486. Predict the Winner

越往后做AC率就开始下降了呵呵。不过下降也说明了自己的不足，也说明自己在成长。这道题目是一道比较典型的dp问题，后面一些中等难度的题目很多都是dp问题，dp问题的关键在于问题的分解和最优解公式。

题目描述

Given an array of scores that are non-negative integers. Player 1 picks one of the numbers from either end of the array followed by the player 2 and then player 1 and so on. Each time a player picks a number, that number will not be available for the next player. This continues until all the scores have been chosen. The player with the maximum score wins.

Given an array of scores, predict whether player 1 is the winner. You can assume each player plays to maximize his score.

Example 1:
Input: [1, 5, 2]
Output: False
Explanation: Initially, player 1 can choose between 1 and 2.
If he chooses 2 (or 1), then player 2 can choose from 1 (or 2) and 5. If player 2 chooses 5, then player 1 will be left with 1 (or 2).
So, final score of player 1 is 1 + 2 = 3, and player 2 is 5.
Hence, player 1 will never be the winner and you need to return False.
Example 2:
Input: [1, 5, 233, 7]
Output: True
Explanation: Player 1 first chooses 1. Then player 2 have to choose between 5 and 7. No matter which number player 2 choose, player 1 can choose 233.
Finally, player 1 has more score (234) than player 2 (12), so you need to return True representing player1 can win.
Note:
1 <= length of the array <= 20.
Any scores in the given array are non-negative integers and will not exceed 10,000,000.
If the scores of both players are equal, then player 1 is still the winner.

思路分析

题目很长，简单来说，就是给出一个数组，两个人从数组的首端或尾端依次选取数作为分数，选择后的数被移除，形成新的数组，直到数组元素被选完，问最后选手1得到的总分数是否能大于选手2（两人的 选取思路都是选择使最后分数总和最大的数）？

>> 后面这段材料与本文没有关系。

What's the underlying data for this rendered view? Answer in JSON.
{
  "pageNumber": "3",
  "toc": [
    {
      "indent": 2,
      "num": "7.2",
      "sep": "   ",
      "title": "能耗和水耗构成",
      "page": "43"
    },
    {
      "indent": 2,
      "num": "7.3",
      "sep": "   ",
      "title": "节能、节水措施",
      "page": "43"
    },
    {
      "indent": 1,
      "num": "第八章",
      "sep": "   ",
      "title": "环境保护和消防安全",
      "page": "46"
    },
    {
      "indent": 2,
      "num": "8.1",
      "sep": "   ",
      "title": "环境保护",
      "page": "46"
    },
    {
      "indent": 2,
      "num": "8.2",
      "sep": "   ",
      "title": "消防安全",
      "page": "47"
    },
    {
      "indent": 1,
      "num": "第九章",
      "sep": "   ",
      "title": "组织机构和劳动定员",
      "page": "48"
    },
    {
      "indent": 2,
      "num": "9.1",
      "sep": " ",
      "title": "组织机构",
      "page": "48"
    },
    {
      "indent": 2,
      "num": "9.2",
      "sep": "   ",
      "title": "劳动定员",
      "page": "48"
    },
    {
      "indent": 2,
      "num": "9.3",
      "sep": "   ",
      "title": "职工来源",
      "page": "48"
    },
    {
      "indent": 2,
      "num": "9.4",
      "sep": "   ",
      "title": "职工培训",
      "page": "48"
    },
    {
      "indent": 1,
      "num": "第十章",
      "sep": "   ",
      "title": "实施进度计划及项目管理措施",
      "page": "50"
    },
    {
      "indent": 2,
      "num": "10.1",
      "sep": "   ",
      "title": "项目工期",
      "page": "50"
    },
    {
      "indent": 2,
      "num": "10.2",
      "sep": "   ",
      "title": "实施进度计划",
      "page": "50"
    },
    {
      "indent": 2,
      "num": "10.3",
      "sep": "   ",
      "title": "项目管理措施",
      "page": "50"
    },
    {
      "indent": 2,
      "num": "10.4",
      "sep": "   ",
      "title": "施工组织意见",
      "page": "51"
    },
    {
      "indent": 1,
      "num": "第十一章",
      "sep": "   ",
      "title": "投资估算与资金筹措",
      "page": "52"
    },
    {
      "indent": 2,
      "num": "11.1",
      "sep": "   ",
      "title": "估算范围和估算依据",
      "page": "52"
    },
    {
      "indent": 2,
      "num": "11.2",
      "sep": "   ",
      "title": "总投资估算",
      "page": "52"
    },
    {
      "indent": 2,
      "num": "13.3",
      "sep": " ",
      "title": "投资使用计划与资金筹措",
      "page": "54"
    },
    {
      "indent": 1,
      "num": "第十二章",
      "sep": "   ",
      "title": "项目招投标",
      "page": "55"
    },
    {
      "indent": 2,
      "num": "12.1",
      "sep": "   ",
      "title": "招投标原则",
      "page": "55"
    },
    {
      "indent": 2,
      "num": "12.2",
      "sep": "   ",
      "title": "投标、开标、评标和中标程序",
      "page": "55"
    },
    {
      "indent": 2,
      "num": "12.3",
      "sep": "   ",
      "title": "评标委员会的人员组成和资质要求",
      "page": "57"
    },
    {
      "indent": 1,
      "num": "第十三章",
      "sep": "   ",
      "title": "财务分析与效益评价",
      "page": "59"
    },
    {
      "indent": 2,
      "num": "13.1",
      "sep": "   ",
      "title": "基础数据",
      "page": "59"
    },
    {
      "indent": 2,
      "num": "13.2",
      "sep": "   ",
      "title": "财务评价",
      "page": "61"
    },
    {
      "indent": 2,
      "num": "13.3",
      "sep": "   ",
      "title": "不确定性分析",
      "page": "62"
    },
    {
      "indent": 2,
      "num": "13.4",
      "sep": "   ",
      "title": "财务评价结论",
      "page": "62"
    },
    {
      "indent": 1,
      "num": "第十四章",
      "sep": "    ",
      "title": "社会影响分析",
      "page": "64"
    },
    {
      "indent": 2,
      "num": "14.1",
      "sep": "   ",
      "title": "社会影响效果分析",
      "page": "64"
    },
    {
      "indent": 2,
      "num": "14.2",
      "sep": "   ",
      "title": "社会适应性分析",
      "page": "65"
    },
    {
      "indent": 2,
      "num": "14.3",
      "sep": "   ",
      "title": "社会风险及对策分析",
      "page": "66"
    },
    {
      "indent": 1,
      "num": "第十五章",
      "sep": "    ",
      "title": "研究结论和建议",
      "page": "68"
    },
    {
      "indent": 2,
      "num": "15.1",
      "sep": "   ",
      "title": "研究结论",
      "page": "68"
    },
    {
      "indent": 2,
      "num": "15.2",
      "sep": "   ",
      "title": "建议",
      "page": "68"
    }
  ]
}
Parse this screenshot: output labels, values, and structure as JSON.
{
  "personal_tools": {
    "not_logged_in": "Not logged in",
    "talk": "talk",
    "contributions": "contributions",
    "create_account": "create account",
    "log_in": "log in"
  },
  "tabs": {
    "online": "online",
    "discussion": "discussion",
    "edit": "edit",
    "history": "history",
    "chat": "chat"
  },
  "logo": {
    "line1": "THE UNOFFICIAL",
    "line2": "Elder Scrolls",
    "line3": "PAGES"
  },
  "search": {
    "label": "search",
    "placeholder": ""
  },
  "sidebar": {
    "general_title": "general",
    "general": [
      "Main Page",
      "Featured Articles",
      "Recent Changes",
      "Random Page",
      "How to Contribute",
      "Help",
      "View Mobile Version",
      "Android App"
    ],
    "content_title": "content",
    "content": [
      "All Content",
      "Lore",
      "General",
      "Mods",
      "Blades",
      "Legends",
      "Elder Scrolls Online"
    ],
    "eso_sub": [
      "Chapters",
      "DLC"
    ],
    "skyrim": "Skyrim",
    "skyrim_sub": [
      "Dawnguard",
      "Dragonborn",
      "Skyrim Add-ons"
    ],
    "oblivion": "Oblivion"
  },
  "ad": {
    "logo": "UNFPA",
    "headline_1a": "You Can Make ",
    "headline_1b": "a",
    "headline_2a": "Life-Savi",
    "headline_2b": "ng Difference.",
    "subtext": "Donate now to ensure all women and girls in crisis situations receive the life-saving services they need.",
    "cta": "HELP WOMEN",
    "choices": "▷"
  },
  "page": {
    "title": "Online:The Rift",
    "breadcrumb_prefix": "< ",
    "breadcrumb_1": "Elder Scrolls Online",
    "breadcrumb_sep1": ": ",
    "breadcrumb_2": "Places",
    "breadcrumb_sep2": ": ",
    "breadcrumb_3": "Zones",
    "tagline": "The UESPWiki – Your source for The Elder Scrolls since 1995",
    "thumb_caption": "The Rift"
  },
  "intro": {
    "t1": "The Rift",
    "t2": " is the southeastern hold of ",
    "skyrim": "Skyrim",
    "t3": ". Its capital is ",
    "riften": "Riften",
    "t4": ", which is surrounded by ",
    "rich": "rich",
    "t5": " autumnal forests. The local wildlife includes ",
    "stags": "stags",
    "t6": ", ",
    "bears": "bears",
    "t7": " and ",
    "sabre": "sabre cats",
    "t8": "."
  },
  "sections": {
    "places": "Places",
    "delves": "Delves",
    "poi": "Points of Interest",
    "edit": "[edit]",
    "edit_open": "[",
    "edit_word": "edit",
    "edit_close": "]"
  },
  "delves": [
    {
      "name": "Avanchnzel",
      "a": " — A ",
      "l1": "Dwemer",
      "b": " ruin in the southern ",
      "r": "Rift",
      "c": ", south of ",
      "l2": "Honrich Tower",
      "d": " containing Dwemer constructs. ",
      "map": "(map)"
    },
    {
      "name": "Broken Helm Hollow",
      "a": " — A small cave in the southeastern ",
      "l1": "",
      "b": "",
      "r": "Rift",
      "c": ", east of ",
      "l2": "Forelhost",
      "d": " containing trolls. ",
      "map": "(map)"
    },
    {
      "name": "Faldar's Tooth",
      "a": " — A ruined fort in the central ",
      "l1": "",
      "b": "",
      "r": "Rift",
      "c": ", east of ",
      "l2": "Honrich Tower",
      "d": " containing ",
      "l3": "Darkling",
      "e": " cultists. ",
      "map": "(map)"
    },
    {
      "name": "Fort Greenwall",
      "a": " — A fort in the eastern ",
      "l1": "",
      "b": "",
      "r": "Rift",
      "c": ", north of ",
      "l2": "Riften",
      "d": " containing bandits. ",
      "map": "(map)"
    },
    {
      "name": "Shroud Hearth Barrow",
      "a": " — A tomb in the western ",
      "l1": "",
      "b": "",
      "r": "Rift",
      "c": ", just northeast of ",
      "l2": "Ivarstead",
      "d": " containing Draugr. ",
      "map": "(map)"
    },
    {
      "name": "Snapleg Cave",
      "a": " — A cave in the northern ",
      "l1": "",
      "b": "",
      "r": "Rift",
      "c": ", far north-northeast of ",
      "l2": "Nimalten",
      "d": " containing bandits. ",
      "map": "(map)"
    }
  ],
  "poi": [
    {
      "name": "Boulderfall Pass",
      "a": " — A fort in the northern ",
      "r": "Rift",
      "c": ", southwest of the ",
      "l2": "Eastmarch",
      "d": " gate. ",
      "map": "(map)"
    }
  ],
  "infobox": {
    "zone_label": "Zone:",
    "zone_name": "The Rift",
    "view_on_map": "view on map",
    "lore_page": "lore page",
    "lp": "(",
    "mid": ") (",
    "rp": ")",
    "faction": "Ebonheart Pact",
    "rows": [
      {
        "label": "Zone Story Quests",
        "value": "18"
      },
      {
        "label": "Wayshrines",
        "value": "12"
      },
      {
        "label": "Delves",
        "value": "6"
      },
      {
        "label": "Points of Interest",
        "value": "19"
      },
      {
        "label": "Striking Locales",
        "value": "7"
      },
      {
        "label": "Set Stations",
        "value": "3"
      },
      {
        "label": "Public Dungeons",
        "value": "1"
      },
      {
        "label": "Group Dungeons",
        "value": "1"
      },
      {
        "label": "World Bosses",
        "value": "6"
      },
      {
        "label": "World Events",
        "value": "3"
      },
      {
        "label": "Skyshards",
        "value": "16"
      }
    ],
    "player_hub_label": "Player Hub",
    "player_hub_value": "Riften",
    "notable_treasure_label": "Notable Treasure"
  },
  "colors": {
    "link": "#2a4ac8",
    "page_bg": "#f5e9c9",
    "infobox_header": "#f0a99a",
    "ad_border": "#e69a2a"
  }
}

首先我们要明白贪婪算法是不可行的，当前最优不代表全局最优，因此这种思路放弃，因为问题的最终解依赖于子问题的解，因此很容易想到动态规划来解，我们从最终状态开始推导，最终选手1和选手2各自选择了一个数（我们不能够确定先后顺序），如果选手1赢，那么必然有 p1.all>p2.all，所以有p1.all-p2.all>0，因此我们只需要得到两位选手最终的总得分，并相减即可，因为不能够确定选择哪个数会使最终结果最优，因此计算了所有可能结果，具体实现如下：

    bool PredictTheWinner(vector<int>& nums) {        vector<vector<int>> memory(nums.size(),vector<int>(nums.size(),-1));        return helper( nums,0,nums.size()-1,memory)>=0;    }    int helper(vector<int>& nums,int s,int e,vector<vector<int>>&memory) {        if(memory[s][e]==-1)            memory[s][e] = s==e?nums[s] :max(nums[s]-helper(nums,s+1,e,memory),nums[e]-helper(nums,s,e-1,memory));         return memory[s][e];    }

代码中使用额外存储避免重复计算问题。